S.African lawmakers elect Ramaphosa as president
South African lawmakers on Thursday elected Cyril Ramaphosa as the country's new president after scandal-tainted Jacob Zuma resigned under pressure from his own ANC ruling party.
Ramaphosa was elected without a vote after being the only candidate nominated in the parliament in Cape Town, chief justice Mogoeng Mogoeng told assembled lawmakers.
Zuma resigned after years of scandals that damaged the stature of the ruling African National Congress party.
The opposition Democratic Alliance party will cooperate with Ramaphosa if he acts in the interests of the South African people, said party leader Mmusi Maimane.
"We will hold you accountable and I will see you in 2019 on the ballot box," Maimane said.
Members of a smaller opposition party walked out of parliament before the election, saying the ruling ANC party plan to choose a new president was "illegitimate."
Julius Malema, leader of the Economic Freedom Fighters party, said ANC lawmakers had failed to hold former Zuma to account for alleged corruption and had therefore violated the constitution.
Ramaphosa is South Africa's fifth president since majority rule started after the end of apartheid in 1994. On Friday evening, he is expected to deliver the state of the nation address that had been postponed during the ruling party's days of closed-door negotiations to persuade Zuma to resign.
Zuma resigned in a nationally televised address late Wednesday after the ANC instructed him to step down or face a parliamentary motion of no confidence that he would almost certainly lose.

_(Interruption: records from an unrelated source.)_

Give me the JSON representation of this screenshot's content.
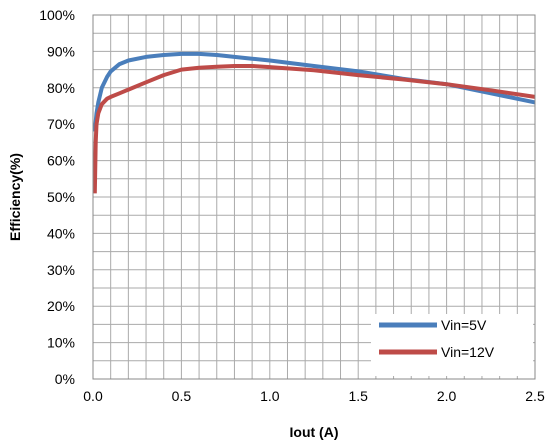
{
  "chart_data": {
    "type": "line",
    "title": "",
    "xlabel": "Iout (A)",
    "ylabel": "Efficiency(%)",
    "xlim": [
      0,
      2.5
    ],
    "ylim": [
      0,
      100
    ],
    "x_ticks": [
      "0.0",
      "0.5",
      "1.0",
      "1.5",
      "2.0",
      "2.5"
    ],
    "y_ticks": [
      "0%",
      "10%",
      "20%",
      "30%",
      "40%",
      "50%",
      "60%",
      "70%",
      "80%",
      "90%",
      "100%"
    ],
    "grid": true,
    "legend_position": "bottom-right",
    "series": [
      {
        "name": "Vin=5V",
        "color": "#4a7ebb",
        "x": [
          0.01,
          0.02,
          0.03,
          0.05,
          0.08,
          0.1,
          0.15,
          0.2,
          0.3,
          0.4,
          0.5,
          0.6,
          0.7,
          0.8,
          0.9,
          1.0,
          1.25,
          1.5,
          1.75,
          2.0,
          2.25,
          2.5
        ],
        "y": [
          68,
          73,
          76,
          80,
          83,
          84.5,
          86.5,
          87.5,
          88.5,
          89,
          89.3,
          89.3,
          89,
          88.5,
          88,
          87.5,
          86,
          84.5,
          82.5,
          81,
          78.5,
          76
        ]
      },
      {
        "name": "Vin=12V",
        "color": "#be4b48",
        "x": [
          0.01,
          0.015,
          0.02,
          0.03,
          0.05,
          0.08,
          0.1,
          0.15,
          0.2,
          0.3,
          0.4,
          0.5,
          0.6,
          0.7,
          0.8,
          0.9,
          1.0,
          1.25,
          1.5,
          1.75,
          2.0,
          2.25,
          2.5
        ],
        "y": [
          51,
          65,
          70,
          73,
          75.5,
          77,
          77.5,
          78.5,
          79.5,
          81.5,
          83.5,
          85,
          85.5,
          85.8,
          86,
          86,
          85.7,
          84.8,
          83.5,
          82.3,
          81,
          79.3,
          77.5
        ]
      }
    ]
  }
}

The South African currency, the rand, strengthened against the dollar in early trading Thursday after Zuma's resignation, which ended political turmoil that had stalled some government business.
On Thursday the foundation of Nelson Mandela, South Africa's first black president, welcomed Zuma's departure but said the state must act against "networks of criminality" that have hurt the country's democracy.
As the country marks the centenary of Mandela's 1918 birth, "there is a need to reckon with the failures of the democratic era," the foundation said. "We believe that we are at a critical moment in our history, one which offers us the unique opportunity to reflect, to rebuild, and to transform."